En empêchant les hommes confrontés à une situation traumatique de parler, les injonctions à la virilité font du mal.
Dans une enquête datée de décembre 2017, le ministère de l’Intérieur révèle que 17% des personnes (soit 38.000 en moyenne par an entre 2008 et 2016) ayant déclaré avoir été victimes de violences sexuelles sont des hommes. Malgré ce chiffre, leur parole peine encore à se libérer.
« De la même façon que, selon les termes de Simone de Beauvoir, “on ne naît pas femme, on le devient”, on ne naît pas viril, on le devient », pose Olivia Gazalé, professeure de philosophie et autrice. « Être viril, c’est faire la démonstration de son appétit de puissance, de son aptitude à dominer, de ses facultés d’autocontrôle et de rétention émotionnelle. »

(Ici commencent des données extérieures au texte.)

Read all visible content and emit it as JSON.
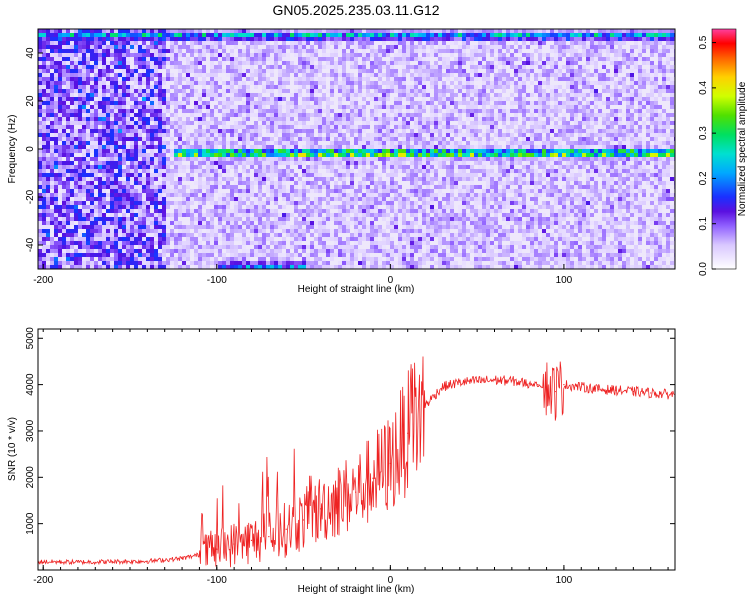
{
  "title": "GN05.2025.235.03.11.G12",
  "chart_data": [
    {
      "type": "heatmap",
      "xlabel": "Height of straight line (km)",
      "ylabel": "Frequency (Hz)",
      "xlim": [
        -203,
        164
      ],
      "ylim": [
        -50,
        50
      ],
      "xticks": [
        -200,
        -100,
        0,
        100
      ],
      "yticks": [
        -40,
        -20,
        0,
        20,
        40
      ],
      "colorbar": {
        "label": "Normalized spectral amplitude",
        "range": [
          0,
          0.53
        ],
        "ticks": [
          0.0,
          0.1,
          0.2,
          0.3,
          0.4,
          0.5
        ]
      },
      "bands": [
        {
          "center_freq": -1,
          "x_start": -125,
          "x_end": 164,
          "peak_amplitude": 0.45
        },
        {
          "center_freq": 48,
          "x_start": -203,
          "x_end": 164,
          "peak_amplitude": 0.3
        },
        {
          "center_freq": -48,
          "x_start": -100,
          "x_end": -50,
          "peak_amplitude": 0.25
        }
      ]
    },
    {
      "type": "line",
      "xlabel": "Height of straight line (km)",
      "ylabel": "SNR (10 * v/v)",
      "xlim": [
        -203,
        164
      ],
      "ylim": [
        0,
        5200
      ],
      "xticks": [
        -200,
        -100,
        0,
        100
      ],
      "yticks": [
        1000,
        2000,
        3000,
        4000,
        5000
      ],
      "series": [
        {
          "color": "#ee2222",
          "x": [
            -203,
            -180,
            -160,
            -140,
            -120,
            -110,
            -100,
            -90,
            -80,
            -70,
            -60,
            -50,
            -40,
            -30,
            -20,
            -10,
            0,
            10,
            20,
            30,
            40,
            50,
            60,
            70,
            80,
            85,
            90,
            95,
            100,
            110,
            120,
            130,
            140,
            150,
            164
          ],
          "y": [
            180,
            170,
            180,
            190,
            250,
            330,
            450,
            560,
            640,
            720,
            880,
            1080,
            1320,
            1520,
            1680,
            1980,
            2300,
            2950,
            3550,
            3950,
            4050,
            4080,
            4100,
            4080,
            4020,
            4000,
            3950,
            3850,
            4000,
            3950,
            3900,
            3880,
            3850,
            3820,
            3780
          ]
        }
      ]
    }
  ]
}
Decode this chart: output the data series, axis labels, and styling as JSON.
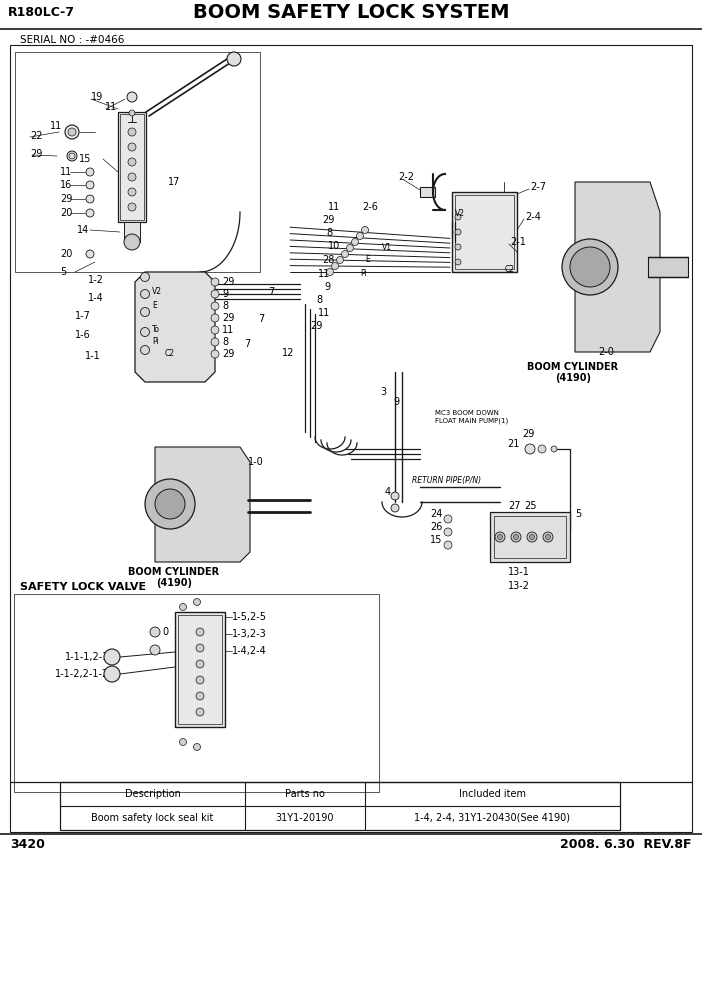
{
  "title_left": "R180LC-7",
  "title_center": "BOOM SAFETY LOCK SYSTEM",
  "page_number": "3420",
  "date_rev": "2008. 6.30  REV.8F",
  "serial_no": "SERIAL NO : -#0466",
  "bg_color": "#ffffff",
  "table_headers": [
    "Description",
    "Parts no",
    "Included item"
  ],
  "table_row": [
    "Boom safety lock seal kit",
    "31Y1-20190",
    "1-4, 2-4, 31Y1-20430(See 4190)"
  ],
  "safety_lock_label": "SAFETY LOCK VALVE",
  "boom_cyl_right": [
    "BOOM CYLINDER",
    "(4190)"
  ],
  "boom_cyl_left": [
    "BOOM CYLINDER",
    "(4190)"
  ],
  "return_pipe": "RETURN PIPE(P/N)"
}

Élément de culture, « la virilité, c’est un tout : c’est une manière de penser, de sentir, d’agir et de paraître », appuie Philippe Liotard, anthropologue à l’université Lyon I, « cela fait partie de la masculinité, qui regroupe l’ensemble des qualités et caractéristiques qui vont transformer le mâle en homme ».
Seulement voilà, la virilité –et les injonctions qui l’accompagnent–, en empêchant les hommes confrontés à une situation traumatique de prendre la parole, tend à faire plus de mal que de bien.
« La virilité, c’est la pénétration active »
« La virilité représente une charge culturelle énorme et cela crée une souffrance. » C’est ainsi que François Devaux, président de l’association La Parole libérée, pointe du doigt le concept, véritable frein à l’émergence de la parole des hommes victimes de violences sexuelles. « Il faut distinguer les hommes ayant vécu ces violences étant enfants, et ceux qui les ont vécues adultes, précise-t-il, le statut de l’enfance peut ne pas remettre en cause la virilité à venir de la victime ». Un point de vue soutenu par Adrien, victime de pédocriminalité : « Lorsqu’un enfant est victime d’un adulte, on y voit rapport de force non genré, où ce n’est pas ton sexe qui est mis en cause ».
Damien, 28 ans, violé par son oncle à 19 ans, a vécu une véritable rupture dans la vision qu’il a de lui en tant qu’homme. « J’ai immédiatement opté pour le silence, il ne fallait pas que ça se sache, je devais à tout prix me taire, j’avais honte, confie-t-il. “Pleurer dans les jupes de ma mère” ou décevoir mon père, c’était impensable. » Cette honte, Olivia Gazalé l’explique par les « vieux archétypes qui ont façonné nos représentations ».
« En ne voulant pas paraître fragile aux yeux des autres, je me fragilise un peu plus chaque jour » (...)
« Dès la Rome antique s’opère un radical clivage entre les pénétrants et les pénétrés, appuie l’autrice, la virilité, c’est la pénétration active ; la dévirilisation, c’est la pénétration passive. Pour certains hommes, cela n’a pas changé depuis l’Antiquité, hélas : ils considèrent toujours leur phallus comme un outil de domination. » Un schéma encore appliqué, comme en témoignent les jugements portés sur les hommes victimes de violences sexuelles orchestrées par d’autres hommes. (...)
« En parlant, on découvre que les craintes que l’on avait n’étaient finalement pas fondées »
François Devaux, président de l’association La Parole libérée (...)
Afin d’entamer pleinement leur reconstruction, certains cherchent pourtant à faire entendre la réalité des violences sexuelles faites aux hommes. François Devaux ne s’en cache pas, « passer devant les médias, parler, ça fait évoluer les choses, ça casse des codes. On passe devant les micros pour faire percuter les gens quant à la connerie dans laquelle on baigne ». Les mots sont crus, mais nécessaires. « En parlant, on découvre aussi que les craintes que l’on avait n’étaient finalement pas fondées », poursuit-il. (...)
Une expérience partagée par Adrien : « Je pense que les choses évoluent déjà, le regard que l’on porte sur une “domination” sexuelle de l’homme sur la femme est en train de changer. En tout cas, à chaque fois que j’en ai parlé, je n’ai eu absolument aucune remarque sur mon genre, ce qui m’a effectivement agréablement surpris. Et si j’avais su que l’ensemble des réactions seraient aussi safe, j’en aurais sans doute parlé plus tôt ».
Ainsi, briser le tabou passe aussi par la communication libérée, et de bons alliés, ou plutôt, de bonnes alliées.